Saya kali ini menginjakkan kaki di Desa Dresi Wetan, Kecamatan Kaliori. Di Desa Dresi Wetan ada sebuah Masjid cukup megah bernama Al Mimbar, sedangkan persis di belakang Masjid terdapat makam Syekh Mimbar Asrori, yang dipercaya merupakan tokoh penyebar agama Islam di wilayah Kecamatan Kaliori.
Asal-usul Mimbar Asrori diriwayatkan adalah seorang alim, bagian dari pasukan Kerajaan Mataram Islam yang berperan mensyi’arkan agama Islam. Menurut catatan sejarah, Kerajaan Mataram Islam berdiri pada abad ke 15 dan terpecah pertengahan abad 17 menjadi Kasultanan Ngayogyakarta dan Kasunanan Surakarta. Mimbar Asrori mengembara, hingga akhirnya tiba di Desa Dresi Wetan, sampai akhir hayatnya.
Semula Mbah Mimbar secara turun temurun menjadi bahan pembicaraan di kalangan masyarakat setempat. Namun sebelum tahun 1980 an, belum diketahui keberadaan posisi makamnya.

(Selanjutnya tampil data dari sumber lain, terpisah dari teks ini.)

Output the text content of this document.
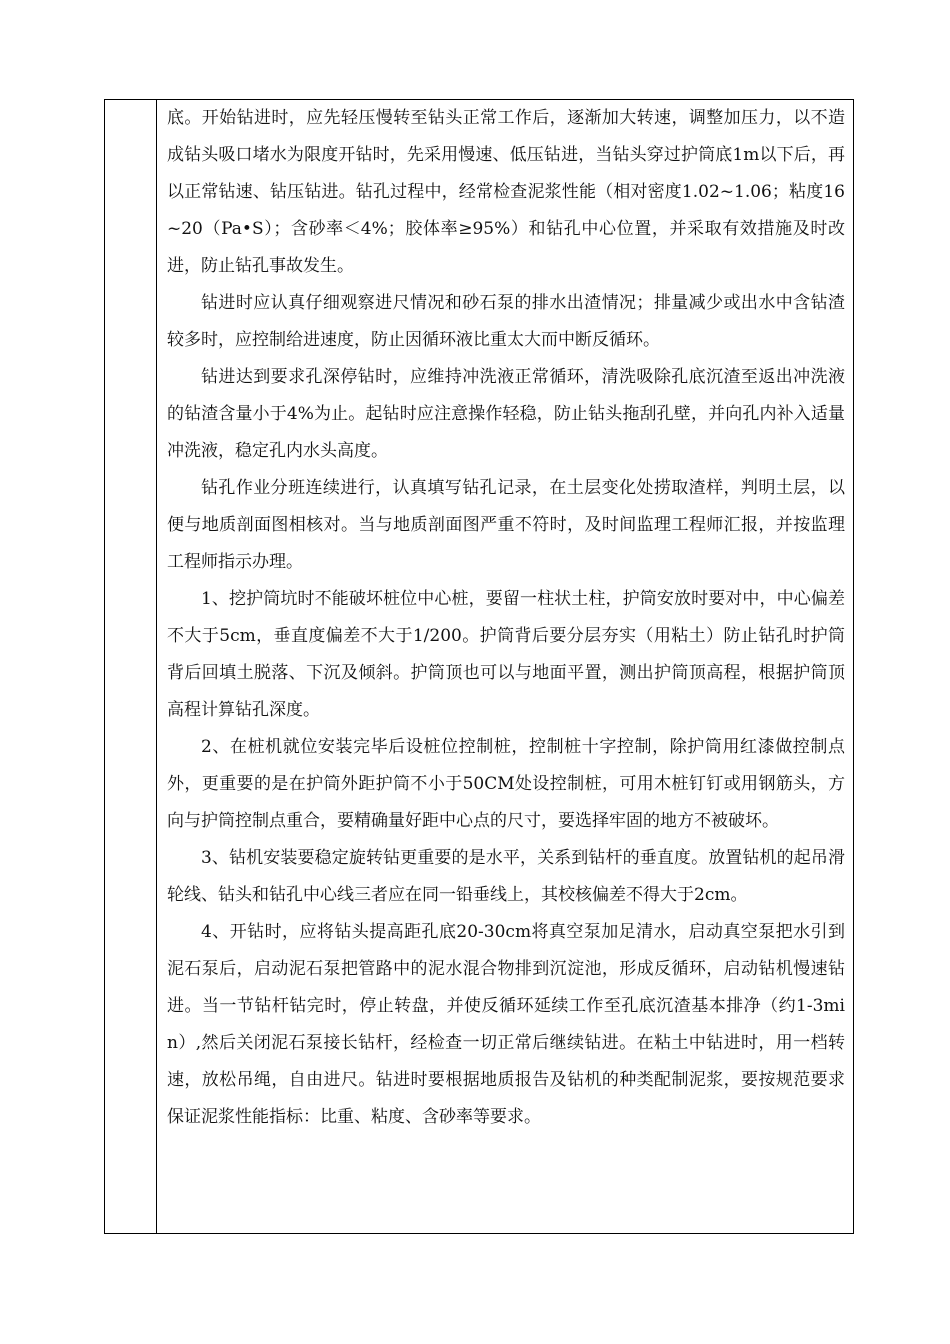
底。开始钻进时，应先轻压慢转至钻头正常工作后，逐渐加大转速，调整加压力，以不造成钻头吸口堵水为限度开钻时，先采用慢速、低压钻进，当钻头穿过护筒底1m以下后，再以正常钻速、钻压钻进。钻孔过程中，经常检查泥浆性能（相对密度1.02~1.06；粘度16~20（Pa•S）；含砂率＜4%；胶体率≥95%）和钻孔中心位置，并采取有效措施及时改进，防止钻孔事故发生。

钻进时应认真仔细观察进尺情况和砂石泵的排水出渣情况；排量减少或出水中含钻渣较多时，应控制给进速度，防止因循环液比重太大而中断反循环。

钻进达到要求孔深停钻时，应维持冲洗液正常循环，清洗吸除孔底沉渣至返出冲洗液的钻渣含量小于4%为止。起钻时应注意操作轻稳，防止钻头拖刮孔壁，并向孔内补入适量冲洗液，稳定孔内水头高度。

钻孔作业分班连续进行，认真填写钻孔记录，在土层变化处捞取渣样，判明土层，以便与地质剖面图相核对。当与地质剖面图严重不符时，及时间监理工程师汇报，并按监理工程师指示办理。

1、挖护筒坑时不能破坏桩位中心桩，要留一柱状土柱，护筒安放时要对中，中心偏差不大于5cm，垂直度偏差不大于1/200。护筒背后要分层夯实（用粘土）防止钻孔时护筒背后回填土脱落、下沉及倾斜。护筒顶也可以与地面平置，测出护筒顶高程，根据护筒顶高程计算钻孔深度。

2、在桩机就位安装完毕后设桩位控制桩，控制桩十字控制，除护筒用红漆做控制点外，更重要的是在护筒外距护筒不小于50CM处设控制桩，可用木桩钉钉或用钢筋头，方向与护筒控制点重合，要精确量好距中心点的尺寸，要选择牢固的地方不被破坏。

3、钻机安装要稳定旋转钻更重要的是水平，关系到钻杆的垂直度。放置钻机的起吊滑轮线、钻头和钻孔中心线三者应在同一铅垂线上，其校核偏差不得大于2cm。

4、开钻时，应将钻头提高距孔底20-30cm将真空泵加足清水，启动真空泵把水引到泥石泵后，启动泥石泵把管路中的泥水混合物排到沉淀池，形成反循环，启动钻机慢速钻进。当一节钻杆钻完时，停止转盘，并使反循环延续工作至孔底沉渣基本排净（约1-3min）,然后关闭泥石泵接长钻杆，经检查一切正常后继续钻进。在粘土中钻进时，用一档转速，放松吊绳，自由进尺。钻进时要根据地质报告及钻机的种类配制泥浆，要按规范要求保证泥浆性能指标：比重、粘度、含砂率等要求。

Ketua Ta’mir Masjid Al-Mimbar Desa Dresi Wetan, Muhammad Hari menceritakan pihaknya sempat menemui ulama di Desa Kemadu, Kecamatan Sulang, Kiai Syahid Alm, untuk menanyakan tentang makam Mbah Mimbar. Namun Mbah Syahid menyarankan menemui Habib Luthfi di Pekalongan. Singkat cerita, Habib Luthfi menyampaikan bahwa makam Mbah Mimbar terletak pada jarak 1 Meter ke barat dan 1 Meter ke utara, dari tempat Imam Masjid, dulu sebelum direhab. Nama Mimbar Asrori juga diketahui lewat Habib Luthfi.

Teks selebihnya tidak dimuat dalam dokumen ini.